Species of amphibian

The horned marsupial frog (Gastrotheca cornuta), originally named Nototrema cornutum (Boulenger) after the first describer George Albert Boulenger in 1898), is a species of frog in the family Hemiphractidae. It is an arboreal species found in Colombia, Costa Rica, Ecuador and Panama. Its natural habitats are tropical moist lowland forests and montane cloud forests. It is threatened by habitat loss.

==Description==
An adult Gastrotheca cornuta grows to about 7 to 8 cm long. The head is broad and the snout is rounded when viewed from above. The iris of the eye is bronze with a greenish center and the upper eyelid has a triangular peak. The skin on the back is smooth and has a number of transverse ridges. The fingers are unwebbed but have circular pads on their tips. The hind legs are long and the toes are partially webbed. The female has a pouch on her lower back in which she broods her eggs. The body color is pale brown at night but dark brown by day and there are pale markings between the mouth and eyes during the day.
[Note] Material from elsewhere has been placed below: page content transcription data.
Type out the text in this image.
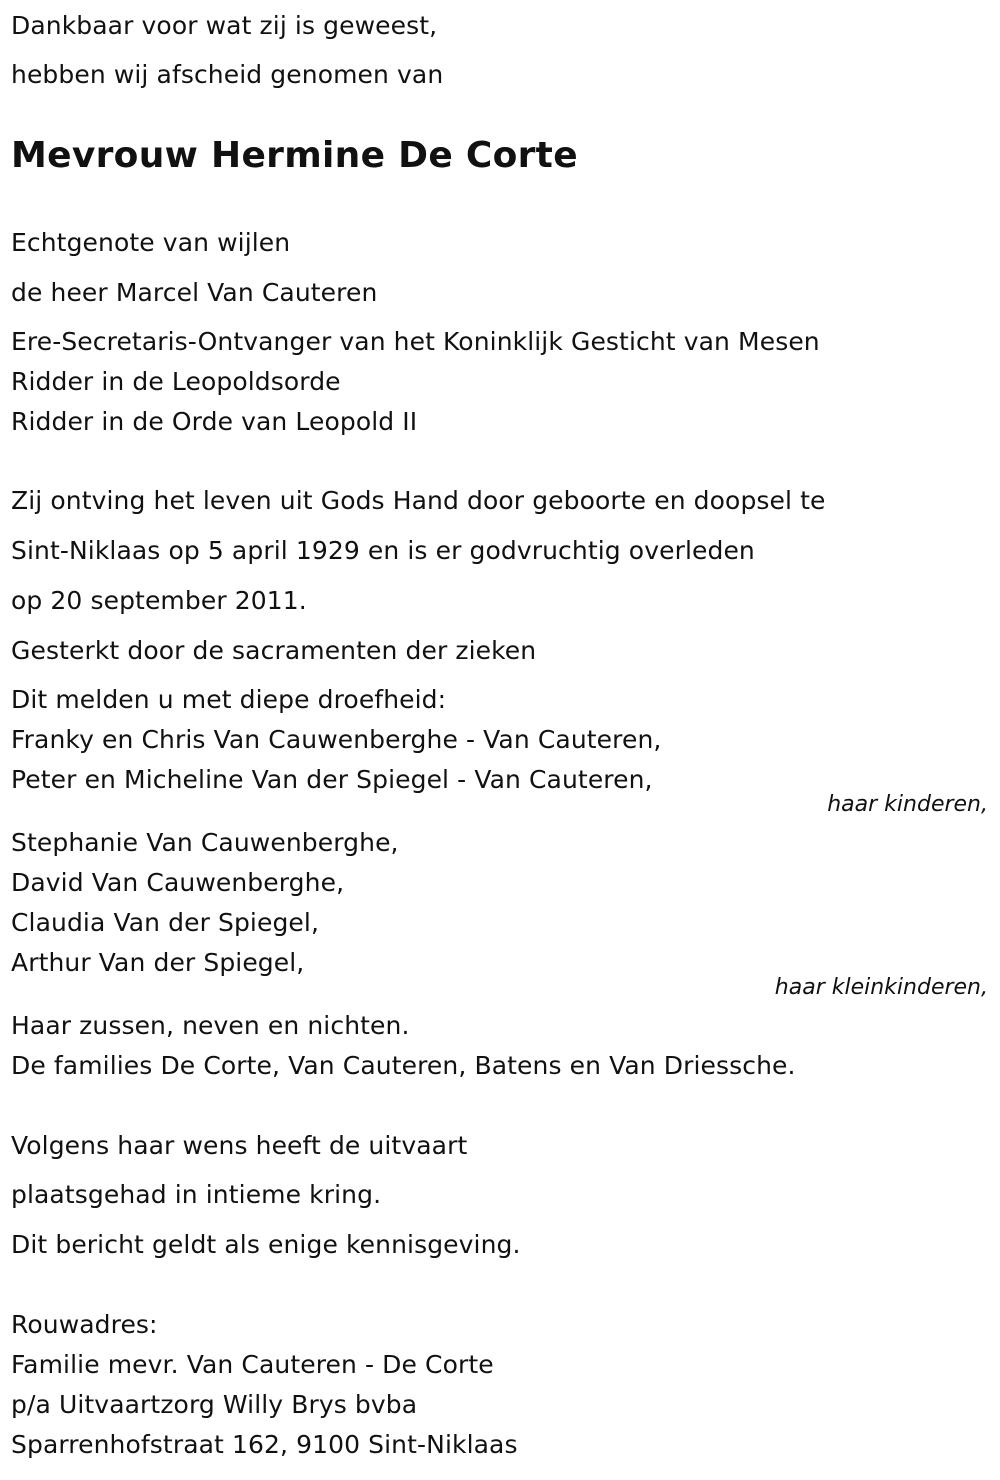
Dankbaar voor wat zij is geweest,
hebben wij afscheid genomen van
Mevrouw Hermine De Corte
Echtgenote van wijlen
de heer Marcel Van Cauteren
Ere-Secretaris-Ontvanger van het Koninklijk Gesticht van Mesen
Ridder in de Leopoldsorde
Ridder in de Orde van Leopold II
Zij ontving het leven uit Gods Hand door geboorte en doopsel te
Sint-Niklaas op 5 april 1929 en is er godvruchtig overleden
op 20 september 2011.
Gesterkt door de sacramenten der zieken
Dit melden u met diepe droefheid:
Franky en Chris Van Cauwenberghe - Van Cauteren,
Peter en Micheline Van der Spiegel - Van Cauteren,
haar kinderen,
Stephanie Van Cauwenberghe,
David Van Cauwenberghe,
Claudia Van der Spiegel,
Arthur Van der Spiegel,
haar kleinkinderen,
Haar zussen, neven en nichten.
De families De Corte, Van Cauteren, Batens en Van Driessche.
Volgens haar wens heeft de uitvaart
plaatsgehad in intieme kring.
Dit bericht geldt als enige kennisgeving.
Rouwadres:
Familie mevr. Van Cauteren - De Corte
p/a Uitvaartzorg Willy Brys bvba
Sparrenhofstraat 162, 9100 Sint-Niklaas
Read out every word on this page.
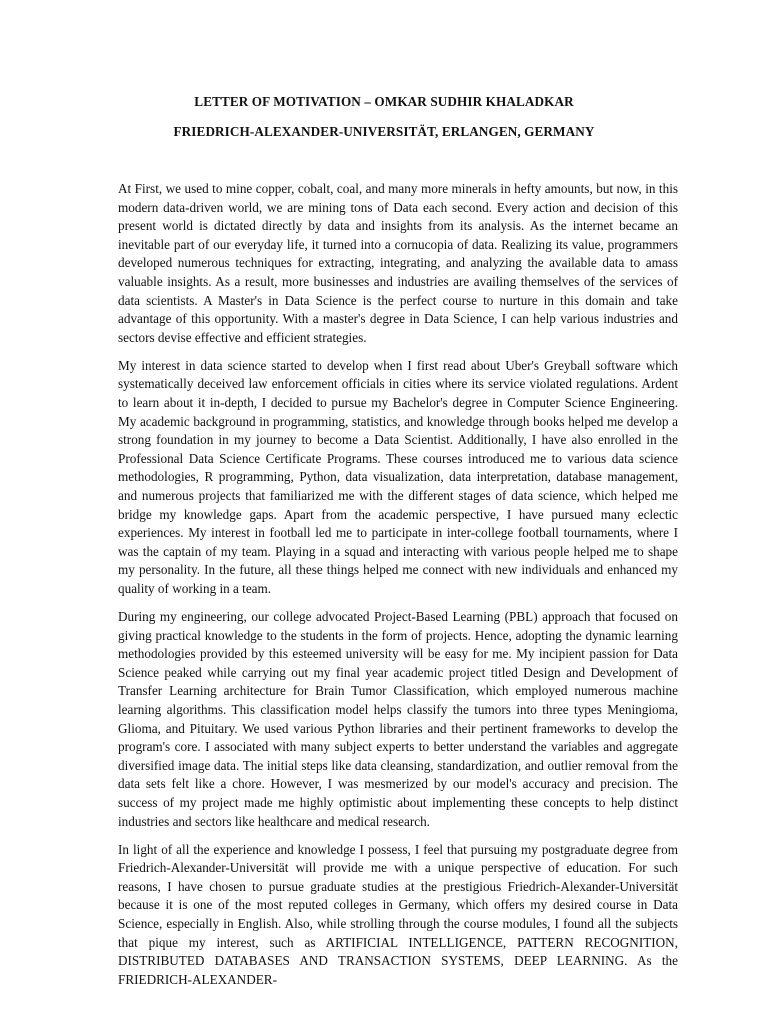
LETTER OF MOTIVATION – OMKAR SUDHIR KHALADKAR
FRIEDRICH-ALEXANDER-UNIVERSITÄT, ERLANGEN, GERMANY

At First, we used to mine copper, cobalt, coal, and many more minerals in hefty amounts, but now, in this modern data-driven world, we are mining tons of Data each second. Every action and decision of this present world is dictated directly by data and insights from its analysis. As the internet became an inevitable part of our everyday life, it turned into a cornucopia of data. Realizing its value, programmers developed numerous techniques for extracting, integrating, and analyzing the available data to amass valuable insights. As a result, more businesses and industries are availing themselves of the services of data scientists. A Master's in Data Science is the perfect course to nurture in this domain and take advantage of this opportunity. With a master's degree in Data Science, I can help various industries and sectors devise effective and efficient strategies.

My interest in data science started to develop when I first read about Uber's Greyball software which systematically deceived law enforcement officials in cities where its service violated regulations. Ardent to learn about it in-depth, I decided to pursue my Bachelor's degree in Computer Science Engineering. My academic background in programming, statistics, and knowledge through books helped me develop a strong foundation in my journey to become a Data Scientist. Additionally, I have also enrolled in the Professional Data Science Certificate Programs. These courses introduced me to various data science methodologies, R programming, Python, data visualization, data interpretation, database management, and numerous projects that familiarized me with the different stages of data science, which helped me bridge my knowledge gaps. Apart from the academic perspective, I have pursued many eclectic experiences. My interest in football led me to participate in inter-college football tournaments, where I was the captain of my team. Playing in a squad and interacting with various people helped me to shape my personality. In the future, all these things helped me connect with new individuals and enhanced my quality of working in a team.

During my engineering, our college advocated Project-Based Learning (PBL) approach that focused on giving practical knowledge to the students in the form of projects. Hence, adopting the dynamic learning methodologies provided by this esteemed university will be easy for me. My incipient passion for Data Science peaked while carrying out my final year academic project titled Design and Development of Transfer Learning architecture for Brain Tumor Classification, which employed numerous machine learning algorithms. This classification model helps classify the tumors into three types Meningioma, Glioma, and Pituitary. We used various Python libraries and their pertinent frameworks to develop the program's core. I associated with many subject experts to better understand the variables and aggregate diversified image data. The initial steps like data cleansing, standardization, and outlier removal from the data sets felt like a chore. However, I was mesmerized by our model's accuracy and precision. The success of my project made me highly optimistic about implementing these concepts to help distinct industries and sectors like healthcare and medical research.

In light of all the experience and knowledge I possess, I feel that pursuing my postgraduate degree from Friedrich-Alexander-Universität will provide me with a unique perspective of education. For such reasons, I have chosen to pursue graduate studies at the prestigious Friedrich-Alexander-Universität because it is one of the most reputed colleges in Germany, which offers my desired course in Data Science, especially in English. Also, while strolling through the course modules, I found all the subjects that pique my interest, such as ARTIFICIAL INTELLIGENCE, PATTERN RECOGNITION, DISTRIBUTED DATABASES AND TRANSACTION SYSTEMS, DEEP LEARNING. As the FRIEDRICH-ALEXANDER-
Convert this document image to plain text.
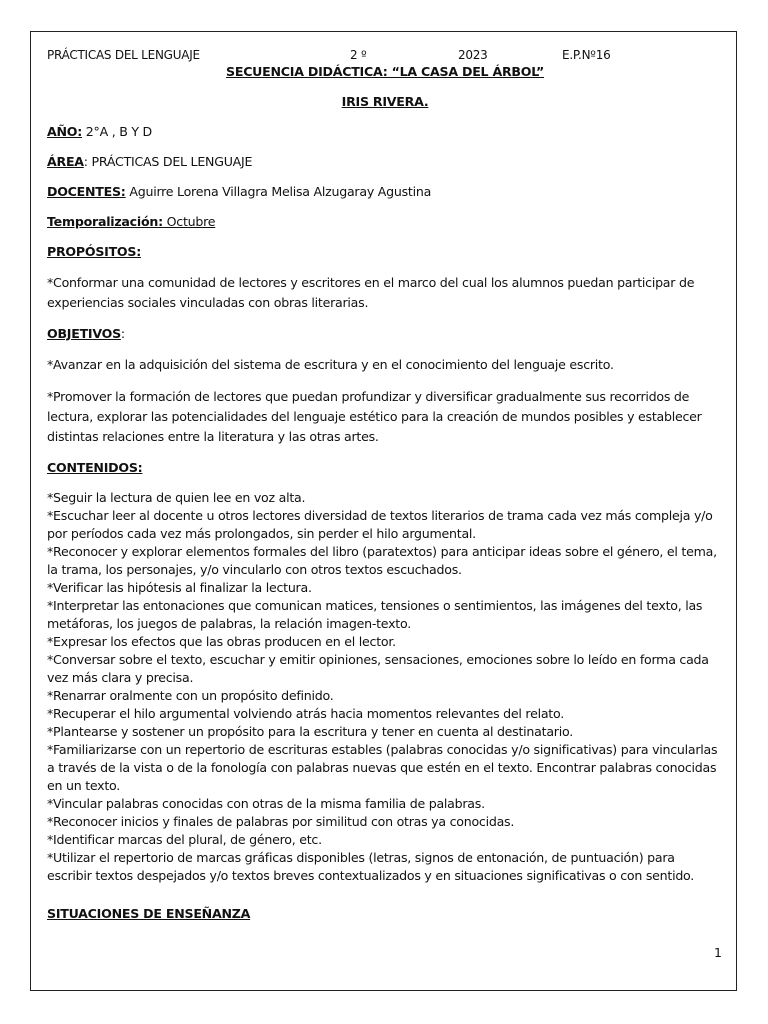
PRÁCTICAS DEL LENGUAJE	2 º	2023	E.P.Nº16
SECUENCIA DIDÁCTICA: “LA CASA DEL ÁRBOL”
IRIS RIVERA.
AÑO: 2°A , B Y D
ÁREA: PRÁCTICAS DEL LENGUAJE
DOCENTES: Aguirre Lorena Villagra Melisa Alzugaray Agustina
Temporalización: Octubre
PROPÓSITOS:
*Conformar una comunidad de lectores y escritores en el marco del cual los alumnos puedan participar de experiencias sociales vinculadas con obras literarias.
OBJETIVOS:
*Avanzar en la adquisición del sistema de escritura y en el conocimiento del lenguaje escrito.
*Promover la formación de lectores que puedan profundizar y diversificar gradualmente sus recorridos de lectura, explorar las potencialidades del lenguaje estético para la creación de mundos posibles y establecer distintas relaciones entre la literatura y las otras artes.
CONTENIDOS:
*Seguir la lectura de quien lee en voz alta.
*Escuchar leer al docente u otros lectores diversidad de textos literarios de trama cada vez más compleja y/o por períodos cada vez más prolongados, sin perder el hilo argumental.
*Reconocer y explorar elementos formales del libro (paratextos) para anticipar ideas sobre el género, el tema, la trama, los personajes, y/o vincularlo con otros textos escuchados.
*Verificar las hipótesis al finalizar la lectura.
*Interpretar las entonaciones que comunican matices, tensiones o sentimientos, las imágenes del texto, las metáforas, los juegos de palabras, la relación imagen-texto.
*Expresar los efectos que las obras producen en el lector.
*Conversar sobre el texto, escuchar y emitir opiniones, sensaciones, emociones sobre lo leído en forma cada vez más clara y precisa.
*Renarrar oralmente con un propósito definido.
*Recuperar el hilo argumental volviendo atrás hacia momentos relevantes del relato.
*Plantearse y sostener un propósito para la escritura y tener en cuenta al destinatario.
*Familiarizarse con un repertorio de escrituras estables (palabras conocidas y/o significativas) para vincularlas a través de la vista o de la fonología con palabras nuevas que estén en el texto. Encontrar palabras conocidas en un texto.
*Vincular palabras conocidas con otras de la misma familia de palabras.
*Reconocer inicios y finales de palabras por similitud con otras ya conocidas.
*Identificar marcas del plural, de género, etc.
*Utilizar el repertorio de marcas gráficas disponibles (letras, signos de entonación, de puntuación) para escribir textos despejados y/o textos breves contextualizados y en situaciones significativas o con sentido.
SITUACIONES DE ENSEÑANZA
1
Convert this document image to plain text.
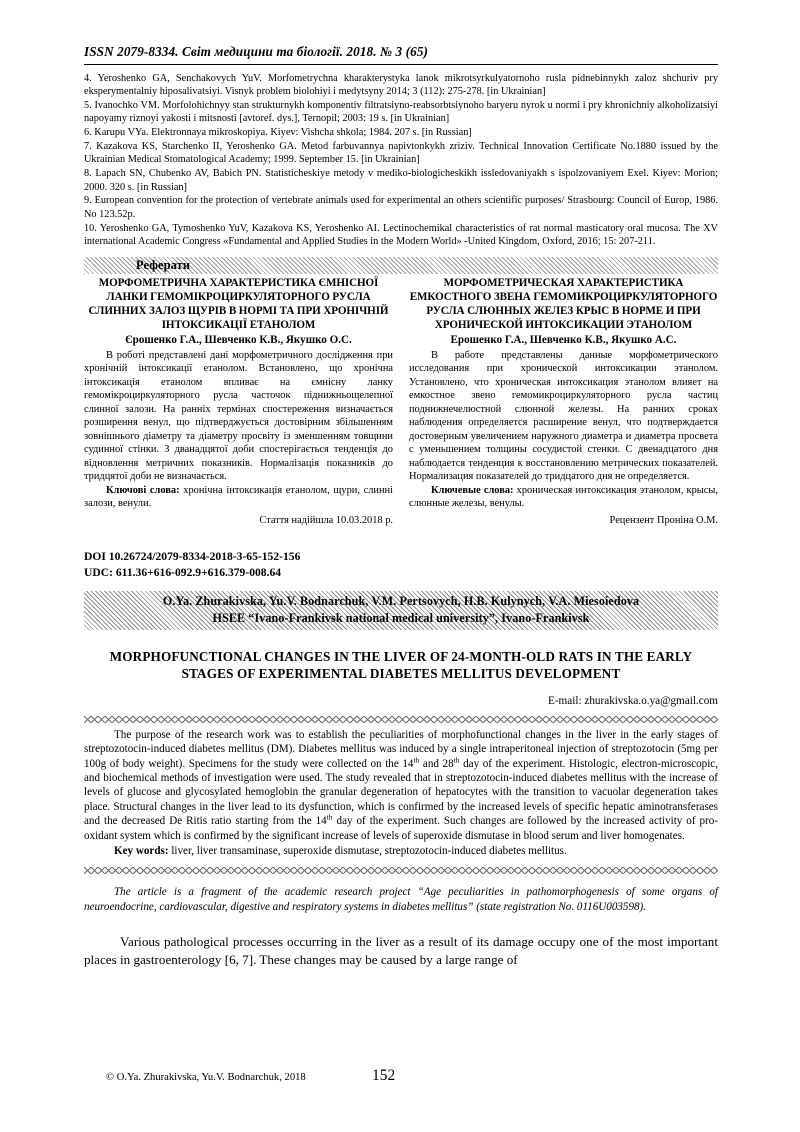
ISSN 2079-8334. Світ медицини та біології. 2018. № 3 (65)

4. Yeroshenko GA, Senchakovych YuV. Morfometrychna kharakterystyka lanok mikrotsyrkulyatornoho rusla pidnebinnykh zaloz shchuriv pry eksperymentalniy hiposalivatsiyi. Visnyk problem biolohiyi i medytsyny 2014; 3 (112): 275-278. [in Ukrainian]

5. Ivanochko VM. Morfolohichnyy stan strukturnykh komponentiv filtratsiyno-reabsorbtsiynoho baryeru nyrok u normi i pry khronichniy alkoholizatsiyi napoyamy riznoyi yakosti i mitsnosti [avtoref. dys.], Ternopil; 2003: 19 s. [in Ukrainian]

6. Karupu VYa. Elektronnaya mikroskopiya. Kiyev: Vishcha shkola; 1984. 207 s. [in Russian]

7. Kazakova KS, Starchenko II, Yeroshenko GA. Metod farbuvannya napivtonkykh zriziv. Technical Innovation Certificate No.1880 issued by the Ukrainian Medical Stomatological Academy; 1999. September 15. [in Ukrainian]

8. Lapach SN, Chubenko AV, Babich PN. Statisticheskiye metody v mediko-biologicheskikh issledovaniyakh s ispolzovaniyem Exel. Kiyev: Morion; 2000. 320 s. [in Russian]

9. European convention for the protection of vertebrate animals used for experimental an others scientific purposes/ Strasbourg: Council of Europ, 1986. No 123.52p.

10. Yeroshenko GA, Tymoshenko YuV, Kazakova KS, Yeroshenko AI. Lectinochemikal characteristics of rat normal masticatory oral mucosa. The XV international Academic Congress «Fundamental and Applied Studies in the Modern World» -United Kingdom, Oxford, 2016; 15: 207-211.

Реферати
МОРФОМЕТРИЧНА ХАРАКТЕРИСТИКА ЄМНІСНОЇ ЛАНКИ ГЕМОМІКРОЦИРКУЛЯТОРНОГО РУСЛА СЛИННИХ ЗАЛОЗ ЩУРІВ В НОРМІ ТА ПРИ ХРОНІЧНІЙ ІНТОКСИКАЦІЇ ЕТАНОЛОМ
Єрошенко Г.А., Шевченко К.В., Якушко О.С.
В роботі представлені дані морфометричного дослідження при хронічній інтоксикації етанолом. Встановлено, що хронічна інтоксикація етанолом впливає на ємнісну ланку гемомікроциркуляторного русла часточок піднижньощелепної слинної залози. На ранніх термінах спостереження визначається розширення венул, що підтверджується достовірним збільшенням зовнішнього діаметру та діаметру просвіту із зменшенням товщини судинної стінки. З дванадцятої доби спостерігається тенденція до відновлення метричних показників. Нормалізація показників до тридцятої доби не визначається.
Ключові слова: хронічна інтоксикація етанолом, щури, слинні залози, венули.
Стаття надійшла 10.03.2018 р.
МОРФОМЕТРИЧЕСКАЯ ХАРАКТЕРИСТИКА ЕМКОСТНОГО ЗВЕНА ГЕМОМИКРОЦИРКУЛЯТОРНОГО РУСЛА СЛЮННЫХ ЖЕЛЕЗ КРЫС В НОРМЕ И ПРИ ХРОНИЧЕСКОЙ ИНТОКСИКАЦИИ ЭТАНОЛОМ
Ерошенко Г.А., Шевченко К.В., Якушко А.С.
В работе представлены данные морфометрического исследования при хронической интоксикации этанолом. Установлено, что хроническая интоксикация этанолом влияет на емкостное звено гемомикроциркуляторного русла частиц поднижнечелюстной слюнной железы. На ранних сроках наблюдения определяется расширение венул, что подтверждается достоверным увеличением наружного диаметра и диаметра просвета с уменьшением толщины сосудистой стенки. С двенадцатого дня наблюдается тенденция к восстановлению метрических показателей. Нормализация показателей до тридцатого дня не определяется.
Ключевые слова: хроническая интоксикация этанолом, крысы, слюнные железы, венулы.
Рецензент Проніна О.М.
DOI 10.26724/2079-8334-2018-3-65-152-156
UDC: 611.36+616-092.9+616.379-008.64
O.Ya. Zhurakivska, Yu.V. Bodnarchuk, V.M. Pertsovych, H.B. Kulynych, V.A. Miesoiedova
HSEE “Ivano-Frankivsk national medical university”, Ivano-Frankivsk
MORPHOFUNCTIONAL CHANGES IN THE LIVER OF 24-MONTH-OLD RATS IN THE EARLY STAGES OF EXPERIMENTAL DIABETES MELLITUS DEVELOPMENT
E-mail: zhurakivska.o.ya@gmail.com

The purpose of the research work was to establish the peculiarities of morphofunctional changes in the liver in the early stages of streptozotocin-induced diabetes mellitus (DM). Diabetes mellitus was induced by a single intraperitoneal injection of streptozotocin (5mg per 100g of body weight). Specimens for the study were collected on the 14th and 28th day of the experiment. Histologic, electron-microscopic, and biochemical methods of investigation were used. The study revealed that in streptozotocin-induced diabetes mellitus with the increase of levels of glucose and glycosylated hemoglobin the granular degeneration of hepatocytes with the transition to vacuolar degeneration takes place. Structural changes in the liver lead to its dysfunction, which is confirmed by the increased levels of specific hepatic aminotransferases and the decreased De Ritis ratio starting from the 14th day of the experiment. Such changes are followed by the increased activity of pro-oxidant system which is confirmed by the significant increase of levels of superoxide dismutase in blood serum and liver homogenates.

Key words: liver, liver transaminase, superoxide dismutase, streptozotocin-induced diabetes mellitus.
The article is a fragment of the academic research project “Age peculiarities in pathomorphogenesis of some organs of neuroendocrine, cardiovascular, digestive and respiratory systems in diabetes mellitus” (state registration No. 0116U003598).
Various pathological processes occurring in the liver as a result of its damage occupy one of the most important places in gastroenterology [6, 7]. These changes may be caused by a large range of
© O.Ya. Zhurakivska, Yu.V. Bodnarchuk, 2018	152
Permanent color features include narrow dark transverse stripes on the body, a dark line running from near the eye to the groin and a pinkish or light brown belly.

==Distribution==
Gastrotheca cornuta is a nocturnal species and is found in tropical forests and lower montane cloud forests in Limón Province, Costa Rica, and in adjoining areas of Panama on the Atlantic slope at altitudes between 300 and 700 m. In Colombia, Ecuador, and Panama it occurs on the Pacific side of the divide at altitudes between 90 and 1000 m above sea level. It lives high in the forest canopy.

==Life cycle==
The male Gastrotheca cornuta calls from high in the canopy to attract a mate. His call sounds like a champagne cork being drawn. The eggs of Gastrotheca cornuta are the largest known amphibian eggs. They are carried in individual chambers in the female's brood pouch. The developing embryos have umbrella-like external gills that spread out against the pouch wall, which is highly vascular. Gas exchange takes place through the wall of the pouch. There is no free-living tadpole stage for this species and when their development is complete, tiny froglets make their way out of the brood pouch.

==Status==
Gastrotheca cornuta is listed as "Critically Endangered" in the IUCN Red List of Threatened Species. Numbers of individuals across its range have been decreasing and it is no longer present in Costa Rica and Panama on the Atlantic slope. It has also decreased in numbers in Colombia and in Ecuador where it never was common. Its status in eastern Panama is unknown. The reasons for its decline include the disease chytridiomycosis, deforestation, and human activities.

Scientists have reported the frog in several protected areas. It is also subject to captive breeding programs at Panama Amphibian Rescue and Conservation Project and Balsa de los Sapos in Ecuador.

==Dollo's Rule==
Gastrotheca cornuta is a noted exception to Dollo's Rule, which states that evolution is largely irreversible as macro-evolution takes place in smaller micro-evolutionary steps. It re-evolved mandibular teeth after over 200 million years of toothlessness in the lower jaw.